Master Nathaniel’s heart suddenly contracted; but he tried not to understand. “Things happening?” he said in a voice that he endeavored to make jocular. “I don’t think anything very much happens in Lud, does it?”
“All the things,” moaned Ranulph, “summer and winter, and days and nights. All the things!”
- from Lud-in-the-Mist by Hope Mirrlees
---
The book overall is a fantasy story about a town on the edge of Faerie which is Very Unimpressed By Such Outlandish Nonsense, and the interactions between the townspeople and the fantastic world right around the bend. It's quasi-Victorian? It was published in 1926, which I thought was kayfabe* at first because it seems strangely parodic and simultaneously un-stagey, in a weirdly modern way. But no, according to Wikipedia and Amazon, it actually was published in 1926. I still feel wary of being tricked.
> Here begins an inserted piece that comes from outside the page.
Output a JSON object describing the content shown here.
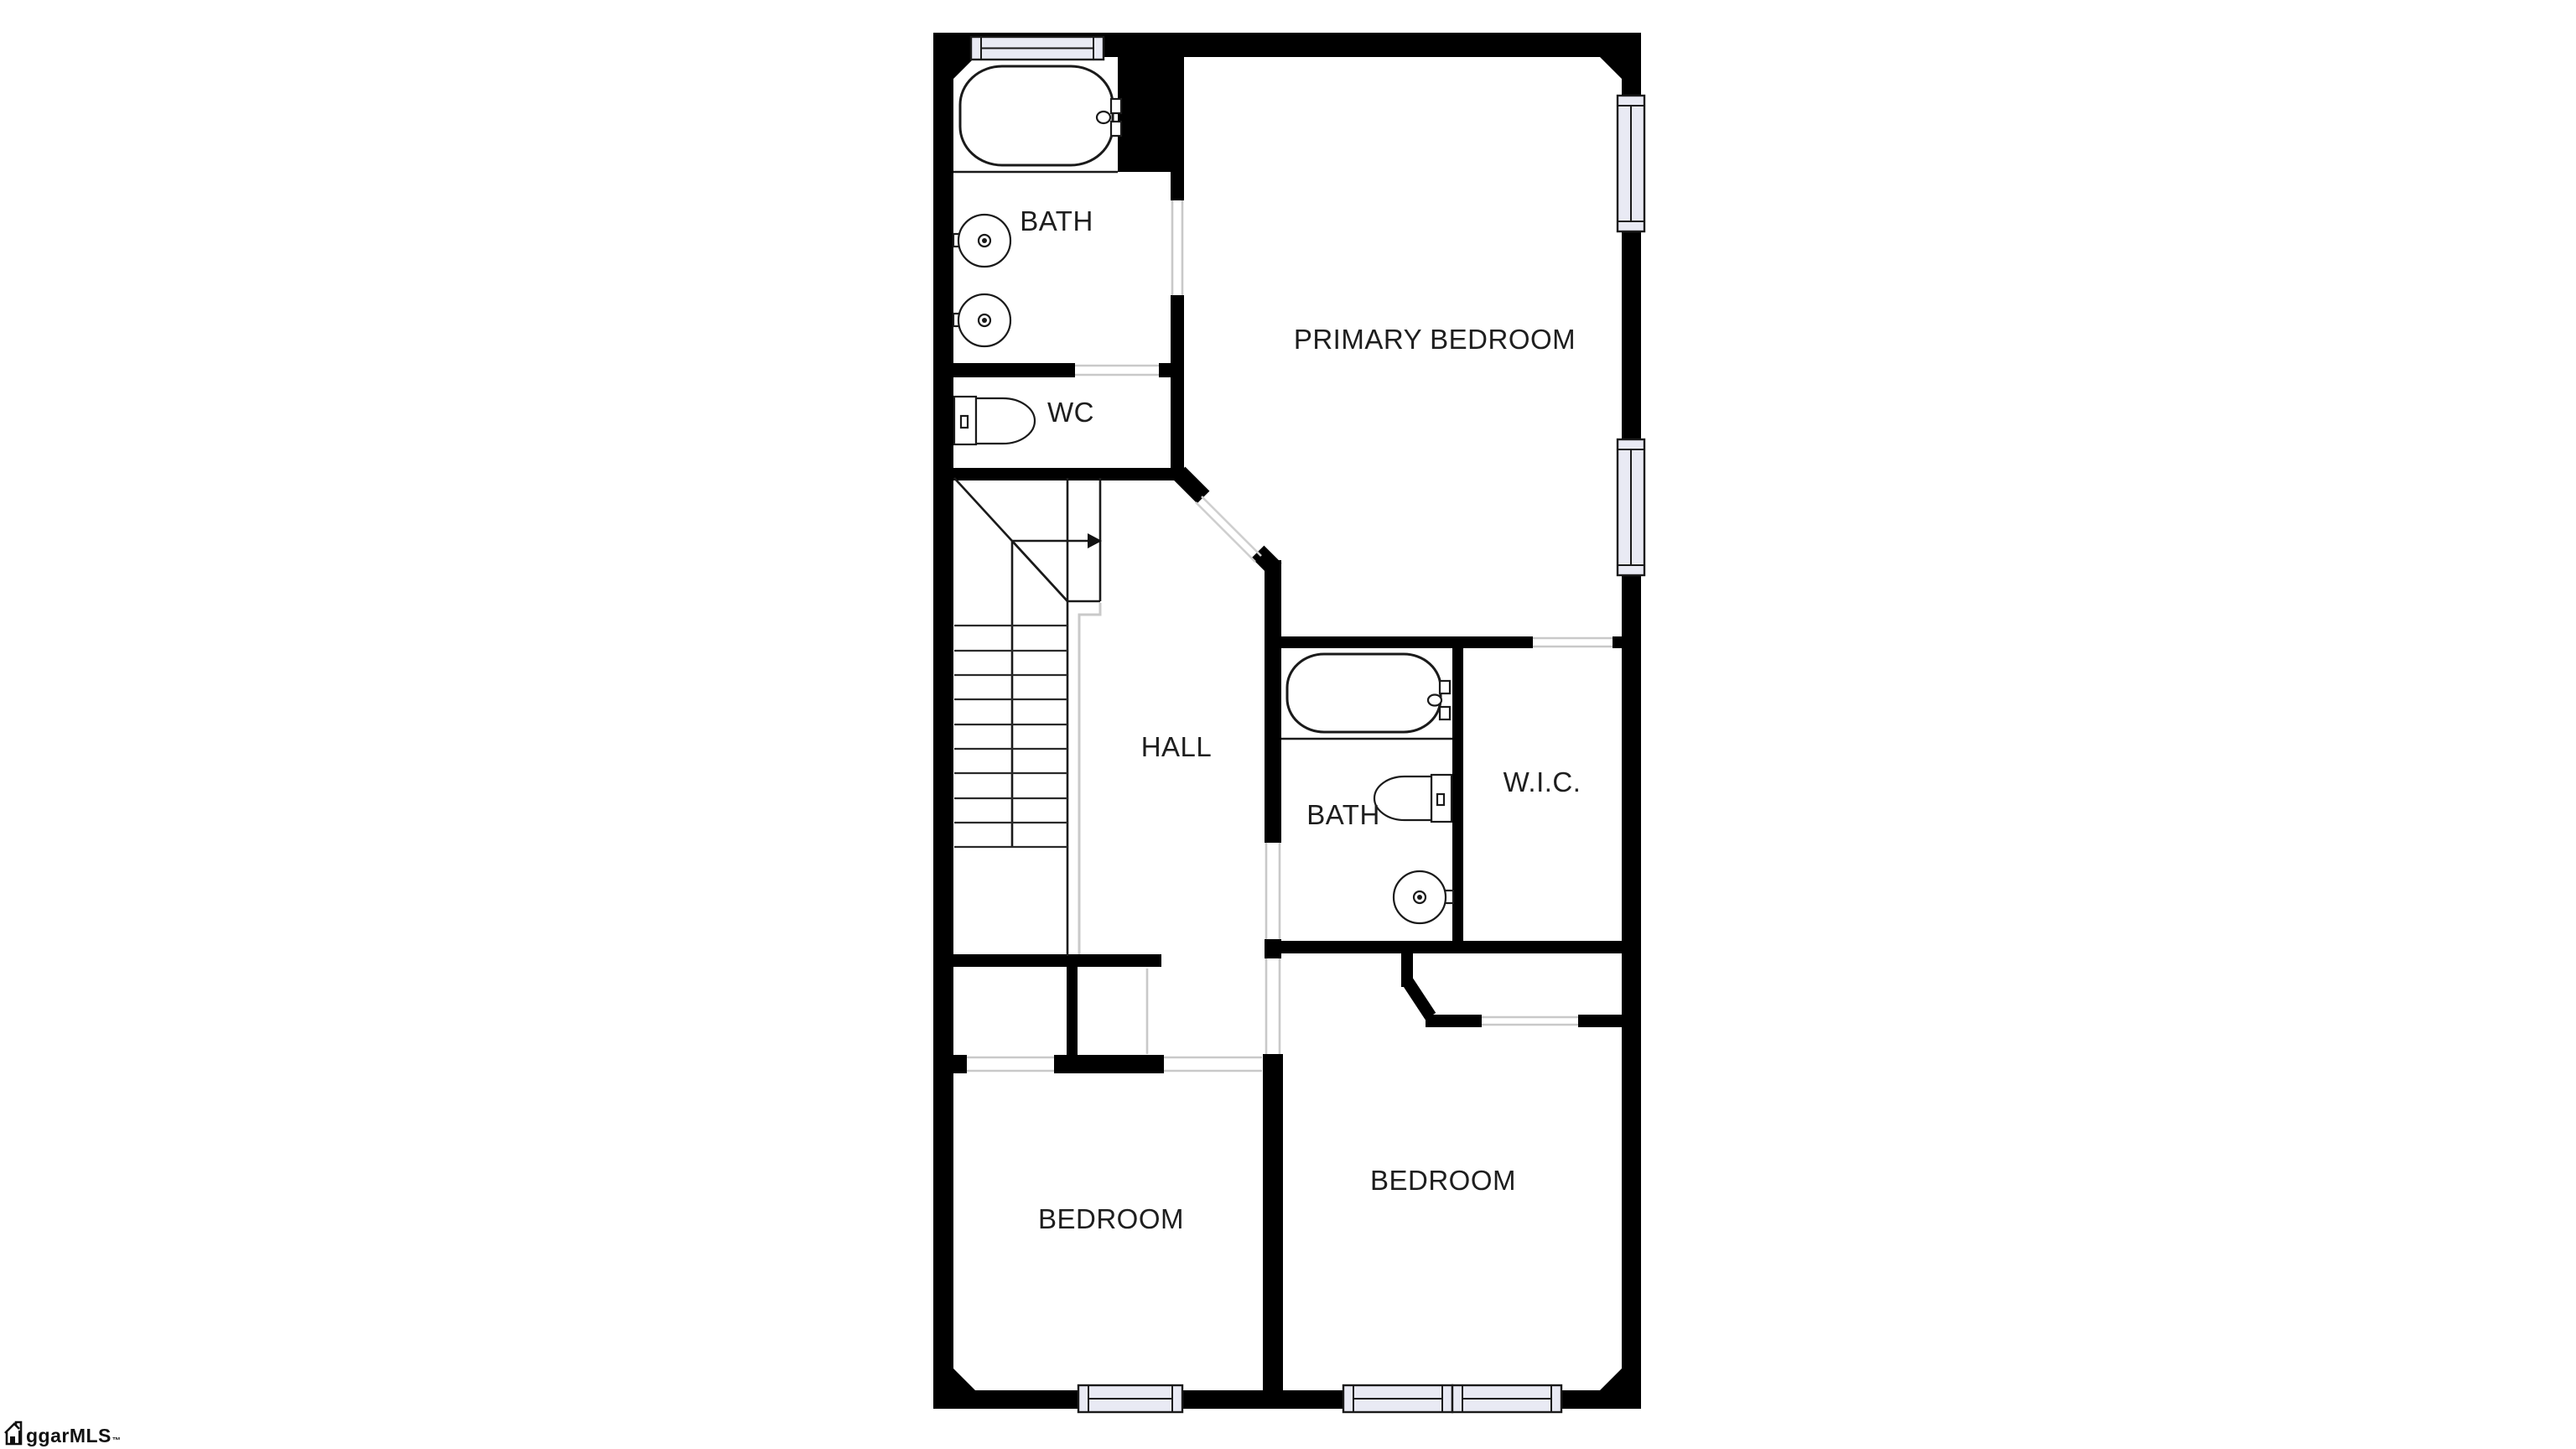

Anyway, it's a keeper. Lately I have been checking the daily sales... well, daily, buying dang near anything that is under $2.99 and piques my interest. I have a sizeable backlog for the first time in a while.
Writing is going well. Cut about 10K retconned words, then wrote 6K more. By my estimates, there's about 29K more that needs to be either cut or heavily edited - most of the last quarter of the thing, as it stands now. But I believe in my edits! They are drastic, but the end result will be better. There are two more weeks till stats time, so I won't belabor that point too much.
* something which is fictional, but which you're supposed to pretend is real in real life in order to play along with fandom properly. Like pro wrestling, or those fans who insist(ed) that Sherlock Holmes is factual. To me it seemed like a book which was written more recently but pretended to be vintage.